A quasi tre mesi dall’inizio della guerra in Ucraina e dall’avvio delle sue missioni in Moldavia, Polonia e Romania, Azione contro la fame (organizzazione umanitaria internazionale impegnata nella lotta contro la fame e la malnutrizione infantile) ha redatto un documento che contiene una prima analisi dell’impatto del conflitto in corso sulla sicurezza alimentare nel Sud del mondo.
L’organizzazione denuncia, innanzitutto, un incremento senza precedenti dei prezzi relativi ai beni di prima necessità, con particolare riferimento al grano. Molte aree del pianeta, oggi, dipendono direttamente dalle importazioni da Russia e Ucraina per soddisfare il proprio fabbisogno: Nord Africa (Egitto, Libia, Algeria), Medio Oriente (Yemen, Libano, Iraq) e, in misura minore, Africa subsahariana (Nigeria, Sudan, Senegal) e Asia (Bangladesh). La guerra in corso non ha fatto altro che impattare sull’acquisto della materia prima: del resto, Russia e Ucraina, nel 2021, erano tra i primi cinque Paesi esportatori.

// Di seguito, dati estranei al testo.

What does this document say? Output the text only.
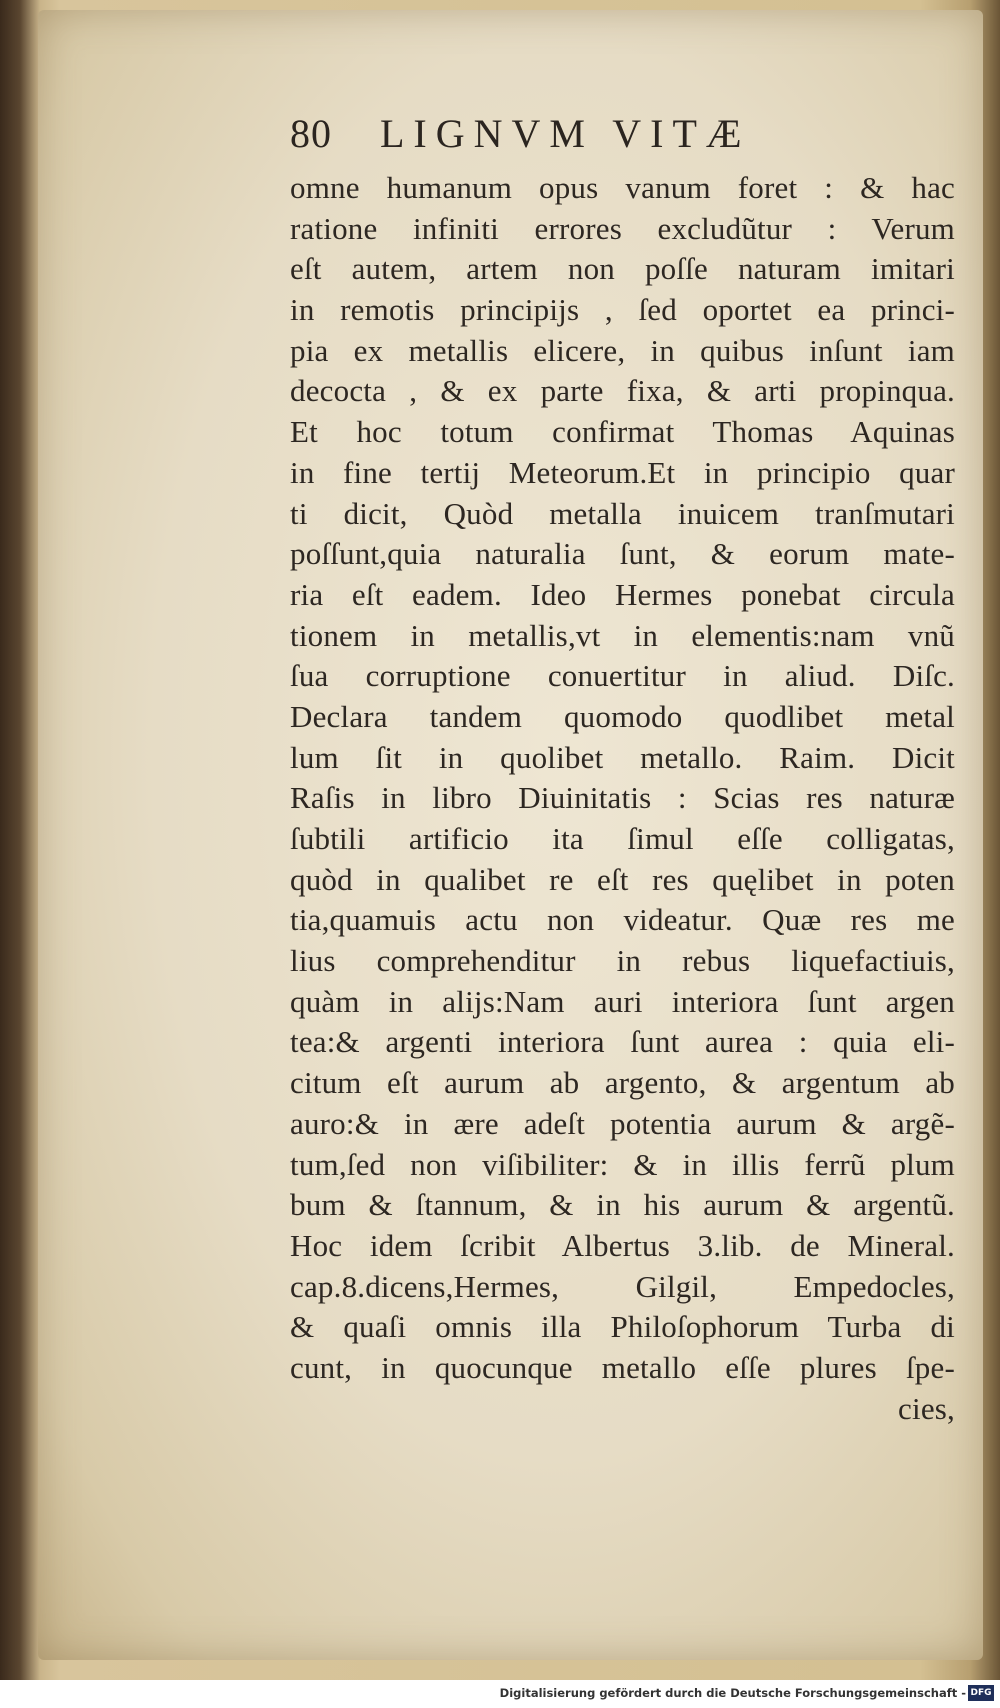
80 LIGNVM VITÆ
omne humanum opus vanum foret : & hac
ratione infiniti errores excludũtur : Verum
eſt autem, artem non poſſe naturam imitari
in remotis principijs , ſed oportet ea princi-
pia ex metallis elicere, in quibus inſunt iam
decocta , & ex parte fixa, & arti propinqua.
Et hoc totum confirmat Thomas Aquinas
in fine tertij Meteorum.Et in principio quar
ti dicit, Quòd metalla inuicem tranſmutari
poſſunt,quia naturalia ſunt, & eorum mate-
ria eſt eadem. Ideo Hermes ponebat circula
tionem in metallis,vt in elementis:nam vnũ
ſua corruptione conuertitur in aliud. Diſc.
Declara tandem quomodo quodlibet metal
lum ſit in quolibet metallo. Raim. Dicit
Raſis in libro Diuinitatis : Scias res naturæ
ſubtili artificio ita ſimul eſſe colligatas,
quòd in qualibet re eſt res quęlibet in poten
tia,quamuis actu non videatur. Quæ res me
lius comprehenditur in rebus liquefactiuis,
quàm in alijs:Nam auri interiora ſunt argen
tea:& argenti interiora ſunt aurea : quia eli-
citum eſt aurum ab argento, & argentum ab
auro:& in ære adeſt potentia aurum & argẽ-
tum,ſed non viſibiliter: & in illis ferrũ plum
bum & ſtannum, & in his aurum & argentũ.
Hoc idem ſcribit Albertus 3.lib. de Mineral.
cap.8.dicens,Hermes, Gilgil, Empedocles,
& quaſi omnis illa Philoſophorum Turba di
cunt, in quocunque metallo eſſe plures ſpe-
cies,
Digitalisierung gefördert durch die Deutsche Forschungsgemeinschaft - DFG
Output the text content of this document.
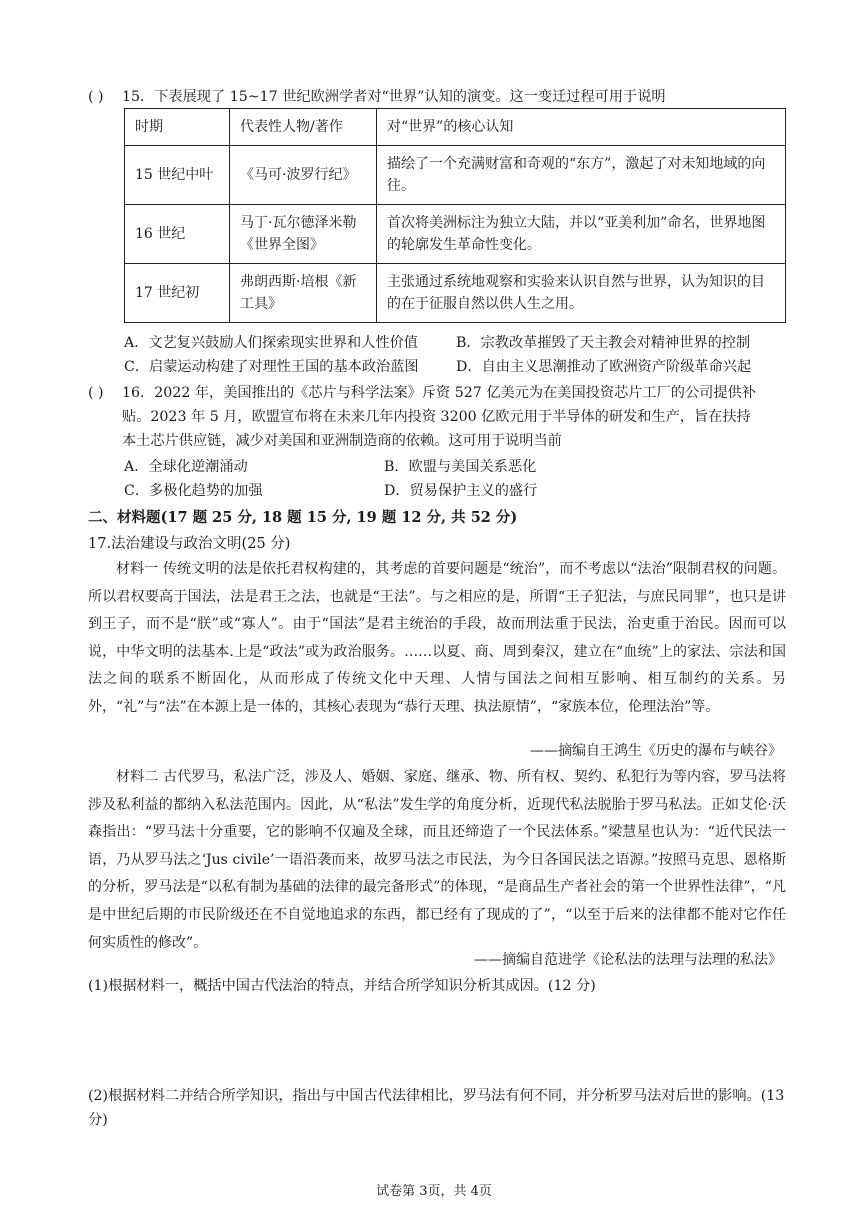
( ) 15．下表展现了 15~17 世纪欧洲学者对“世界”认知的演变。这一变迁过程可用于说明
时期	代表性人物/著作	对“世界”的核心认知
15 世纪中叶	《马可·波罗行纪》	描绘了一个充满财富和奇观的“东方”，激起了对未知地域的向往。
16 世纪	马丁·瓦尔德泽米勒《世界全图》	首次将美洲标注为独立大陆，并以“亚美利加”命名，世界地图的轮廓发生革命性变化。
17 世纪初	弗朗西斯·培根《新工具》	主张通过系统地观察和实验来认识自然与世界，认为知识的目的在于征服自然以供人生之用。
A．文艺复兴鼓励人们探索现实世界和人性价值	B．宗教改革摧毁了天主教会对精神世界的控制
C．启蒙运动构建了对理性王国的基本政治蓝图	D．自由主义思潮推动了欧洲资产阶级革命兴起
( ) 16．2022 年，美国推出的《芯片与科学法案》斥资 527 亿美元为在美国投资芯片工厂的公司提供补
贴。2023 年 5 月，欧盟宣布将在未来几年内投资 3200 亿欧元用于半导体的研发和生产，旨在扶持
本土芯片供应链，减少对美国和亚洲制造商的依赖。这可用于说明当前
A．全球化逆潮涌动	B．欧盟与美国关系恶化
C．多极化趋势的加强	D．贸易保护主义的盛行
二、材料题(17 题 25 分, 18 题 15 分, 19 题 12 分, 共 52 分)
17.法治建设与政治文明(25 分)
材料一 传统文明的法是依托君权构建的，其考虑的首要问题是“统治”，而不考虑以“法治”限制君权的问题。所以君权要高于国法，法是君王之法，也就是“王法”。与之相应的是，所谓“王子犯法，与庶民同罪”，也只是讲到王子，而不是“朕”或“寡人”。由于“国法”是君主统治的手段，故而刑法重于民法，治吏重于治民。因而可以说，中华文明的法基本.上是“政法”或为政治服务。……以夏、商、周到秦汉，建立在“血统”上的家法、宗法和国法之间的联系不断固化，从而形成了传统文化中天理、人情与国法之间相互影响、相互制约的关系。另外，“礼”与“法”在本源上是一体的，其核心表现为“恭行天理、执法原情”，“家族本位，伦理法治”等。
——摘编自王鸿生《历史的瀑布与峡谷》
材料二 古代罗马，私法广泛，涉及人、婚姻、家庭、继承、物、所有权、契约、私犯行为等内容，罗马法将涉及私利益的都纳入私法范围内。因此，从“私法”发生学的角度分析，近现代私法脱胎于罗马私法。正如艾伦·沃森指出：“罗马法十分重要，它的影响不仅遍及全球，而且还缔造了一个民法体系。”梁慧星也认为：“近代民法一语，乃从罗马法之‘Jus civile’一语沿袭而来，故罗马法之市民法，为今日各国民法之语源。”按照马克思、恩格斯的分析，罗马法是“以私有制为基础的法律的最完备形式”的体现，“是商品生产者社会的第一个世界性法律”，“凡是中世纪后期的市民阶级还在不自觉地追求的东西，都已经有了现成的了”，“以至于后来的法律都不能对它作任何实质性的修改”。
——摘编自范进学《论私法的法理与法理的私法》
(1)根据材料一，概括中国古代法治的特点，并结合所学知识分析其成因。(12 分)
(2)根据材料二并结合所学知识，指出与中国古代法律相比，罗马法有何不同，并分析罗马法对后世的影响。(13 分)
试卷第 3页，共 4页
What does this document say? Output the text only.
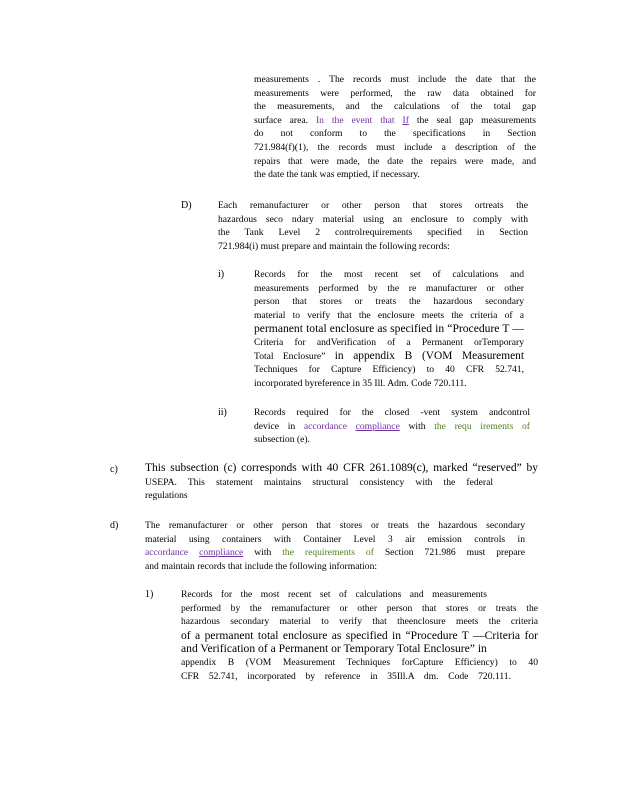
measurements . The records must include the date that the
measurements were performed, the raw data obtained for
the measurements, and the calculations of the total gap
surface area. In the event that If the seal gap measurements
do not conform to the specifications in Section
721.984(f)(1), the records must include a description of the
repairs that were made, the date the repairs were made, and
the date the tank was emptied, if necessary.
D)	Each remanufacturer or other person that stores ortreats the
hazardous seco ndary material using an enclosure to comply with
the Tank Level 2 controlrequirements specified in Section
721.984(i) must prepare and maintain the following records:
i)	Records for the most recent set of calculations and
measurements performed by the re manufacturer or other
person that stores or treats the hazardous secondary
material to verify that the enclosure meets the criteria of a
permanent total enclosure as specified in “Procedure T —
Criteria for andVerification of a Permanent orTemporary
Total Enclosure” in appendix B (VOM Measurement
Techniques for Capture Efficiency) to 40 CFR 52.741,
incorporated byreference in 35 Ill. Adm. Code 720.111.
ii)	Records required for the closed -vent system andcontrol
device in accordance compliance with the requ irements of
subsection (e).
c) This subsection (c) corresponds with 40 CFR 261.1089(c), marked “reserved” by
USEPA. This statement maintains structural consistency with the federal
regulations
d)	The remanufacturer or other person that stores or treats the hazardous secondary
material using containers with Container Level 3 air emission controls in
accordance compliance with the requirements of Section 721.986 must prepare
and maintain records that include the following information:
1)	Records for the most recent set of calculations and measurements
performed by the remanufacturer or other person that stores or treats the
hazardous secondary material to verify that theenclosure meets the criteria
of a permanent total enclosure as specified in “Procedure T —Criteria for
and Verification of a Permanent or Temporary Total Enclosure” in
appendix B (VOM Measurement Techniques forCapture Efficiency) to 40
CFR 52.741, incorporated by reference in 35Ill.A dm. Code 720.111.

“Questa guerra – ha dichiarato Simone Garroni, direttore generale di Azione contro la fame – conferma, ancora una volta, la fragilità dei sistemi alimentari e l’inadeguatezza del modello che fa riferimento all’industria dell’agribusiness”. Di qui la proposta dell’organizzazione: “un aiuto umanitario capace di soddisfare, sin da subito, i bisogni delle popolazioni e di scongiurare una carestia globale; la cessazione immediata delle ostilità in Ucraina; un impegno da parte della comunità internazionale a impedire l’uso della fame come arma di guerra (risoluzione 2417 delle Nazioni unite)”. Ma non solo: l’organizzazione ritiene sia giunto il momento di rafforzare la sovranità alimentare ed economica degli Stati attraverso la trasformazione dei sistemi alimentari. Il punto di partenza è, oggi, “rappresentato dall’agroecologia contadina che, grazie a una produzione agricola localizzata e fatta di colture alimentari, consentirebbe alle aree più vulnerabili del pianeta di ridurre la dipendenza dai gruppi agroindustriali multinazionali”.